On October 8, 2024, the Supreme Court granted certiorari inMcLaughlin Chiropractic Associates, Inc. v. McKesson Corporation and McKesson Technologies, Inc., (No. 23-1226) to address whether the Hobbs Act requires district courts to follow the FCC's interpretation that the Telephone Consumer Protection Act ("TCPA") does not prohibit faxes received via "online fax services."
Getting to Certiorari in McLaughlin
The McLaughlin case is a 2013 class action lawsuit filed in federal court in the Northern District of California. The underlying dispute arose when defendant McKesson Corporation allegedly sent unsolicited advertisements to class members, including representative McLaughlin Chiropractic, via facsimile. The advertisements were sent to freestanding fax machines and online fax services.
After the case had been pending for six years, and shortly after the class was certified, the FCC issued an order construing the TCPA to exclude an "online fax service" from the definition of "telephone facsimile machine." In the FCC's view, an "online fax service that effectively receives faxes sent as email over the Internet" is "not itself equipment which has the capacity to transcribe text or images (or both) from an electronic signal received over a regular telephone line onto paper" and so "falls outside the scope of the statutory prohibition." The FCC further reasoned that, because an online fax service "cannot itself print a fax," it did not implicate the specific harms Congress addressed in the TCPA, namely "advertiser cost-shifting."
An application for review of the order was filed before the FCC in early 2020 by other entities. The application is still pending.
The Court, having reviewed the FCC's order, determined it was bound by the FCC's interpretation of the rule, and as a result decertified the McLaughlin class on the grounds that the class could not identify which faxes had been sent by online fax service versus by an original fax machine. The Ninth Circuit affirmed.
Circuit Split on the Binding Nature of FCC Orders
The federal circuits are split as to whether FCC orders bind district courts. The Fourth Circuit in Carlton & Harris Chiropractic Inc. v. PDR Network, LLC held that FCC orders interpreting the TCPA fall outside the scope of the Hobbs Act and, accordingly, are not binding on district courts (as opposed to legislative rules, which are binding). The Second, Third, and Eighth Circuits have taken a similar position.
The Seventh Circuit has held that its district courts are not bound by FCC rules, regardless of whether the rule is an interpretive or final rule.
Finally, the Ninth Circuit takes the view
that district courts are bound by both interpretive and
final rules issued by the FCC.
Loper Bright and the Authority of the Administrative State
Last term, the Supreme Court overruled the long-standing Chevron doctrine – a doctrine under which courts largely had to defer to agencies' interpretations of ambiguous statutes – in a highly publicized case out of the First Circuit, Loper-Bright Enterprises v. Raimondo.

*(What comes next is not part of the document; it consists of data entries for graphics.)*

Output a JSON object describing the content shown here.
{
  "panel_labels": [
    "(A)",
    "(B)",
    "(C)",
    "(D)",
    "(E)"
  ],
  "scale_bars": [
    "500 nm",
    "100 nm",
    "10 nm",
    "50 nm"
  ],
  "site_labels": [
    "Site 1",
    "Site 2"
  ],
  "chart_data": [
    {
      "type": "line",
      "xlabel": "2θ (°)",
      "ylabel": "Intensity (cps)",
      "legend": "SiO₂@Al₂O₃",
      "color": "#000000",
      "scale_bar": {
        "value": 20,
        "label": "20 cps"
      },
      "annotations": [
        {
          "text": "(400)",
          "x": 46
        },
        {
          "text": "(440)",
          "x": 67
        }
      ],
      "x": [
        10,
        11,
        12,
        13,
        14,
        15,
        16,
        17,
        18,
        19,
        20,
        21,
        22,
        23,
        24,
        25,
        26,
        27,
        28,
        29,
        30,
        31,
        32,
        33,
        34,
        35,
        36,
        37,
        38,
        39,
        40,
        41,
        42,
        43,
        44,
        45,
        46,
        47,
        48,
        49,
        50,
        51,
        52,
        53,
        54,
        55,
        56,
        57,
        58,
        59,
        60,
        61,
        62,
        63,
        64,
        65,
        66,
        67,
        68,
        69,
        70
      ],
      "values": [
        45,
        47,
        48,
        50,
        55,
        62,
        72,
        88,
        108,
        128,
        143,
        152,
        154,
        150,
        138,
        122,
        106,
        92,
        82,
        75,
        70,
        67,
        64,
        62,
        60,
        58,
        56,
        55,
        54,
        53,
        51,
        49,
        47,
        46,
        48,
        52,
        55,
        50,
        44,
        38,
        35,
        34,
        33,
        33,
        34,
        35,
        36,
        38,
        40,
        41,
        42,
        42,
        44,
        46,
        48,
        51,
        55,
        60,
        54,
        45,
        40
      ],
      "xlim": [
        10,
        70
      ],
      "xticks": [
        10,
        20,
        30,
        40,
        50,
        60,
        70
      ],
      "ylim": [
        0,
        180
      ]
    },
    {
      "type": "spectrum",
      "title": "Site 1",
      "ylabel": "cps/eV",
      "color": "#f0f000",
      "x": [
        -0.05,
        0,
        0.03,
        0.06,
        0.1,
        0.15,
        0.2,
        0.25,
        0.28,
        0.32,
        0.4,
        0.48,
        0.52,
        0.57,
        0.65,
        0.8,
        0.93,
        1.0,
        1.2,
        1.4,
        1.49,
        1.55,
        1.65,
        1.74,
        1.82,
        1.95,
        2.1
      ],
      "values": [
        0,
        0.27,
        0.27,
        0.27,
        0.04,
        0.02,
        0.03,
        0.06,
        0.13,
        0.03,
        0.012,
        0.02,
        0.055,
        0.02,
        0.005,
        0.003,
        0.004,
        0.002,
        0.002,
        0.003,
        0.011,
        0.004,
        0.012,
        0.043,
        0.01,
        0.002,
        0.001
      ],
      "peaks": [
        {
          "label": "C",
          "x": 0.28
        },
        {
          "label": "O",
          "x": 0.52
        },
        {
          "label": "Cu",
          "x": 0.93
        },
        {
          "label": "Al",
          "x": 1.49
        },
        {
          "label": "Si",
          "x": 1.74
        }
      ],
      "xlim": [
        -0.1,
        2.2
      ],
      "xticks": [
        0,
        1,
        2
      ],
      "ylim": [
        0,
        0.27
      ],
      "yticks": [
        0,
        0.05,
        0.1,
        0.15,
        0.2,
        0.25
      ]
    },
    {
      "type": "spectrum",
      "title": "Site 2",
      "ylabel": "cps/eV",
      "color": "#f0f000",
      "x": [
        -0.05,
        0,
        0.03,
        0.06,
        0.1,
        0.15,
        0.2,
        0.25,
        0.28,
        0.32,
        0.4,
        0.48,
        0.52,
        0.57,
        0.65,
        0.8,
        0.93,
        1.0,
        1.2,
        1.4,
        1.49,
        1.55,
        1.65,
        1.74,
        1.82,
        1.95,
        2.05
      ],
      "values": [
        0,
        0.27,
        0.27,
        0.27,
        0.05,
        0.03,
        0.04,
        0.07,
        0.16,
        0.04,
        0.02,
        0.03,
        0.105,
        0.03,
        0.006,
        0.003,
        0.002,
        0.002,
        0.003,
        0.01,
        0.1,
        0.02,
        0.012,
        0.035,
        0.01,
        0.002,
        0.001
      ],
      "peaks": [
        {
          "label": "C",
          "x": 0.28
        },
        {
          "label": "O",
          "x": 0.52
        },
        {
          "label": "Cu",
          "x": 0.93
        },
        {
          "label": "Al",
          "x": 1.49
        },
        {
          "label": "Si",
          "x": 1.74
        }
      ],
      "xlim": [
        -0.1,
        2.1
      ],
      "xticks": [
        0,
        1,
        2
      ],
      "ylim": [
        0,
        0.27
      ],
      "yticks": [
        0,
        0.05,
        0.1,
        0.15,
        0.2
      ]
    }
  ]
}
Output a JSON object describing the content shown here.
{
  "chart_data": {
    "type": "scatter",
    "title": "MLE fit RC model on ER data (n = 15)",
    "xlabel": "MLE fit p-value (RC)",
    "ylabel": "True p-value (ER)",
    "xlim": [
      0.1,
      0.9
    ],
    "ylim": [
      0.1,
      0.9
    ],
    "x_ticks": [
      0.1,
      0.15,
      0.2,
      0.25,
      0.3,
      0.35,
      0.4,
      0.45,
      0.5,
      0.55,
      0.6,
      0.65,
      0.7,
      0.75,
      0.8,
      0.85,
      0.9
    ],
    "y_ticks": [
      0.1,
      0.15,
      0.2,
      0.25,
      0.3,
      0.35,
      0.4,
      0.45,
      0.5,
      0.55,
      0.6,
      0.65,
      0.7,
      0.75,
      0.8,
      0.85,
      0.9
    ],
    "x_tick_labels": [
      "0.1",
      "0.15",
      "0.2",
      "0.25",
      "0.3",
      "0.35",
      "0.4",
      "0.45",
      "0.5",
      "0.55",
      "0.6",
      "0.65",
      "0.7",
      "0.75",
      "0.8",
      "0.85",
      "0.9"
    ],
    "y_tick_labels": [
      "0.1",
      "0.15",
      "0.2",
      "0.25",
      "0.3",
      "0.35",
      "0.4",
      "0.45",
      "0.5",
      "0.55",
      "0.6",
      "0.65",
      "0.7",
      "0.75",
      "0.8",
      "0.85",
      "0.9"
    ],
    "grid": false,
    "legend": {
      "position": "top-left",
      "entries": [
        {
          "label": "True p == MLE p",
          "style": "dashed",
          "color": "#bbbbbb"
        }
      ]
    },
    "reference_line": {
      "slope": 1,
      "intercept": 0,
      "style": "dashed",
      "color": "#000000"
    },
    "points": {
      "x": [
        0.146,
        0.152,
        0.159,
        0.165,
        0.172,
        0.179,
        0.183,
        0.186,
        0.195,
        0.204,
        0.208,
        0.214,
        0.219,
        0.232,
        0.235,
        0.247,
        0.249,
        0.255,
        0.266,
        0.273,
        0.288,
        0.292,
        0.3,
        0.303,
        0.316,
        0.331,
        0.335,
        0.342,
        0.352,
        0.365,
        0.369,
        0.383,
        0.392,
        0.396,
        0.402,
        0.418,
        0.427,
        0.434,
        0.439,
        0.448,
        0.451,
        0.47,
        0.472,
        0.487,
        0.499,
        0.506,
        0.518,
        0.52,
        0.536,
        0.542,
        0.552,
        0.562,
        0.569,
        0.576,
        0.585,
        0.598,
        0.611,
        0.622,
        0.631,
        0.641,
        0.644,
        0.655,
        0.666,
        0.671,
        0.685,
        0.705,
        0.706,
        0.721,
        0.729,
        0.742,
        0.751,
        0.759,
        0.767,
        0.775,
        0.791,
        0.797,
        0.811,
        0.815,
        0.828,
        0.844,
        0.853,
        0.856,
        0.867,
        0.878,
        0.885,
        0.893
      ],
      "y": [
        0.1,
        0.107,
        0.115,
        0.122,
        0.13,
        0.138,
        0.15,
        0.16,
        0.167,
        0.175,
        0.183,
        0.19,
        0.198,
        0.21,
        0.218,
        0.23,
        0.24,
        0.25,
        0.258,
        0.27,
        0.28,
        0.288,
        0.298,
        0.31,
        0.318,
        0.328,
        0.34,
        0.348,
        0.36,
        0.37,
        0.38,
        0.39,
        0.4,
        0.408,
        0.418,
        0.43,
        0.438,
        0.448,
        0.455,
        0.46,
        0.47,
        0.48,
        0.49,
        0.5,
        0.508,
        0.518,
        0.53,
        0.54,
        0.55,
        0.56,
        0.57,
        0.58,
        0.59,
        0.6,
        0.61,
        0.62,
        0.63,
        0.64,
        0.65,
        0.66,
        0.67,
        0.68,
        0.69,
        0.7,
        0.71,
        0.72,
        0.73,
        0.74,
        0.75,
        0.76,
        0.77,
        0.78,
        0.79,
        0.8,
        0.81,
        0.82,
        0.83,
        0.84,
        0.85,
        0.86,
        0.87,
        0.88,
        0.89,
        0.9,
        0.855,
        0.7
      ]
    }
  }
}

The opinion's dissent (authored by Justice Kagan and joined by Justice Sotomayor) aptly addressed what have become broad concerns in the wake of Loper-Bright, criticizing the majority for judicial overreach and emphasizing the disruption and uncertainty that overturning Chevron would cause. In particular, by shifting power away from federal agencies, Loper-Bright increases the likelihood of successful challenges to agency actions under the Administrative Procedure Act. Courts are also empowered to independently interpret statutes, without necessarily deferring to agency interpretations, increasing the possibility of divergent statutory interpretations by courts. Finally, agencies may be more cautious in issuing broad rules, in particular those that change interpretations issued by agencies in prior administrations.
McLaughlin's Potential Effects
Depending on which way the Court rules in McLaughlin,
the ruling could lead to even greater litigation under the TCPA to
the extent the FCC would no longer be able to rely on its authority
under the Hobbs Act to interpret what exactly the TCPA means. The
FCC has relied on the TCPA, which restricts the
making of telemarketing and the use of automatic telephone dialing
systems and artificial or prerecorded voice messages, to regulate
new technologies, including evolving technologies that support
consumer lead generation and text
message marketing. In the wake of a potential ruling that aligns
with the majority opinion in Loper Bright, litigants will
likely seek out courts to review the enforceability of these and
other FCC-created regulations. Such litigation will likely lead to
inconsistent interpretations across districts regarding term
meanings and applicability, which will mean that businesses need to
have heightened awareness of evolving case law.
At the same time, it is important to note that the Ninth Circuit is the only federal circuit that has held district courts are bound by agency interpretive and legislative rules. Likewise, the petitioner in the McLaughlin case does not argue that it lacked a prior or adequate opportunity to seek review of the FCC's order under the Hobbs Act. Therefore, even if the Supreme Court rules against deference, the scope of its ruling could serve to limit its ultimate impact.
Oral arguments have yet to be scheduled. Thompson Coburn attorneys will continue to closely monitor these developments.